The Government had announced that, for a limited period, people were able to go back and fill gaps for any year from 2006/07 onwards. The rush by thousands of people to get this arranged by the original deadline overwhelmed the DWP switchboards: hence the extension.
Victoria Atkins, Financial Secretary to the Treasury, said: “We’ve listened to concerned members of the public and have acted. We recognise how important state pensions are for retired individuals, which is why we are giving people more time to fill any gaps in their NI record to help bolster their entitlement.”
According to HM Revenue and Customs, thousands of taxpayers with incomplete years in their tax record could be better off in retirement if they made voluntary payments. The first step is to check state pension forecasts at: https://www.gov.uk/check-state-pension.
The scheme is most beneficial for those heading towards retirement: if you plan to work for many more years to come, you could end up making more NI contributions than you need to receive a maximum State Pension.
How much can you add to your State Pension?
The current cost of a year’s worth of voluntary Class 3 NI contributions is £824.20, but this one-off lump sum payment can add up to 1/35 of the full rate to your eventual State Pension. At 2022/23 rates, a one-year boost will add around £275 per year to your income (before tax).
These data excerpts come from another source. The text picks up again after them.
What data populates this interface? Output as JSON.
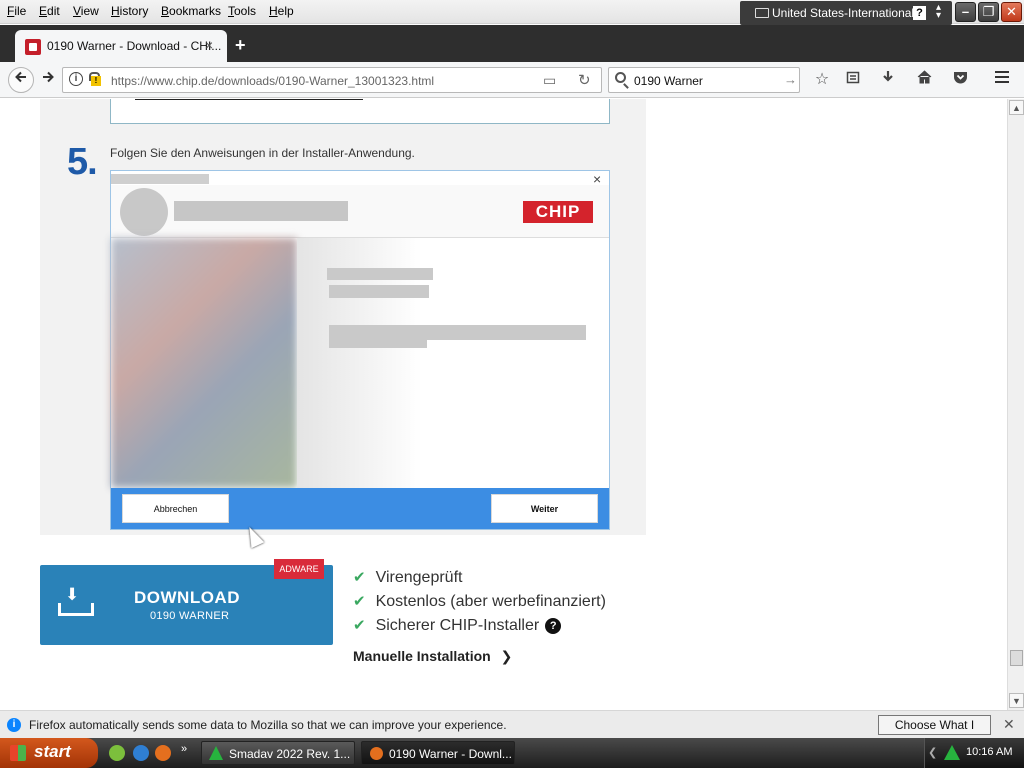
{
  "menubar": {
    "items": [
      {
        "label": "File",
        "ul": "F",
        "rest": "ile"
      },
      {
        "label": "Edit",
        "ul": "E",
        "rest": "dit"
      },
      {
        "label": "View",
        "ul": "V",
        "rest": "iew"
      },
      {
        "label": "History",
        "ul": "H",
        "rest": "istory"
      },
      {
        "label": "Bookmarks",
        "ul": "B",
        "rest": "ookmarks"
      },
      {
        "label": "Tools",
        "ul": "T",
        "rest": "ools"
      },
      {
        "label": "Help",
        "ul": "H",
        "rest": "elp"
      }
    ],
    "language": "United States-International",
    "help_glyph": "?"
  },
  "tab": {
    "title": "0190 Warner - Download - CHI...",
    "close": "×",
    "new_tab": "+"
  },
  "navbar": {
    "url": "https://www.chip.de/downloads/0190-Warner_13001323.html",
    "search_query": "0190 Warner"
  },
  "page": {
    "step_number": "5.",
    "step_text": "Folgen Sie den Anweisungen in der Installer-Anwendung.",
    "installer": {
      "logo": "CHIP",
      "close": "×",
      "cancel_label": "Abbrechen",
      "next_label": "Weiter"
    },
    "download": {
      "title": "DOWNLOAD",
      "subtitle": "0190 WARNER",
      "badge": "ADWARE"
    },
    "features": [
      "Virengeprüft",
      "Kostenlos (aber werbefinanziert)",
      "Sicherer CHIP-Installer"
    ],
    "manual_link": "Manuelle Installation"
  },
  "notification": {
    "message": "Firefox automatically sends some data to Mozilla so that we can improve your experience.",
    "button": "Choose What I Share"
  },
  "taskbar": {
    "start": "start",
    "tasks": [
      "Smadav 2022 Rev. 1...",
      "0190 Warner - Downl..."
    ],
    "clock": "10:16 AM"
  },
  "colors": {
    "chip_red": "#d4232c",
    "download_blue": "#2a82b8",
    "installer_blue": "#3c8de3",
    "check_green": "#3aa860",
    "step_blue": "#1e5aa8"
  }
}
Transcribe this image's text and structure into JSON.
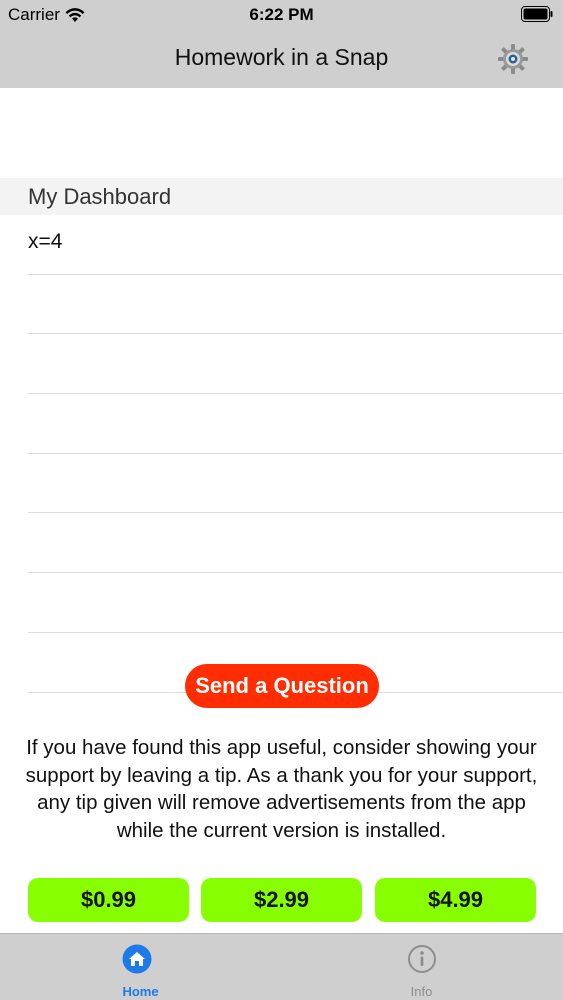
{
  "status_bar": {
    "carrier": "Carrier",
    "time": "6:22 PM",
    "icons": [
      "wifi-icon",
      "battery-icon"
    ]
  },
  "nav_bar": {
    "title": "Homework in a Snap",
    "right_icon": "gear-icon"
  },
  "dashboard": {
    "section_title": "My Dashboard",
    "rows": [
      "x=4",
      "",
      "",
      "",
      "",
      "",
      "",
      ""
    ]
  },
  "actions": {
    "send_question_label": "Send a Question"
  },
  "tips": {
    "message": "If you have found this app useful, consider showing your support by leaving a tip. As a thank you for your support, any tip given will remove advertisements from the app while the current version is installed.",
    "options": [
      "$0.99",
      "$2.99",
      "$4.99"
    ]
  },
  "tab_bar": {
    "tabs": [
      {
        "label": "Home",
        "icon": "home-icon",
        "selected": true
      },
      {
        "label": "Info",
        "icon": "info-icon",
        "selected": false
      }
    ]
  },
  "colors": {
    "accent": "#1e7ae8",
    "send_button": "#ff2d00",
    "tip_button": "#88ff00",
    "bar_background": "#cfcfcf"
  }
}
That means that you should recover your initial outlay in less than four years.
Anyone thinking of topping up their state pension should check with the Future Pension Centre at DWP before making such contributions. This is because there are some situations in which paying historic contributions would not necessarily help boost your state pension: particularly for those short of a full state pension because of extensive periods of “contracting out”.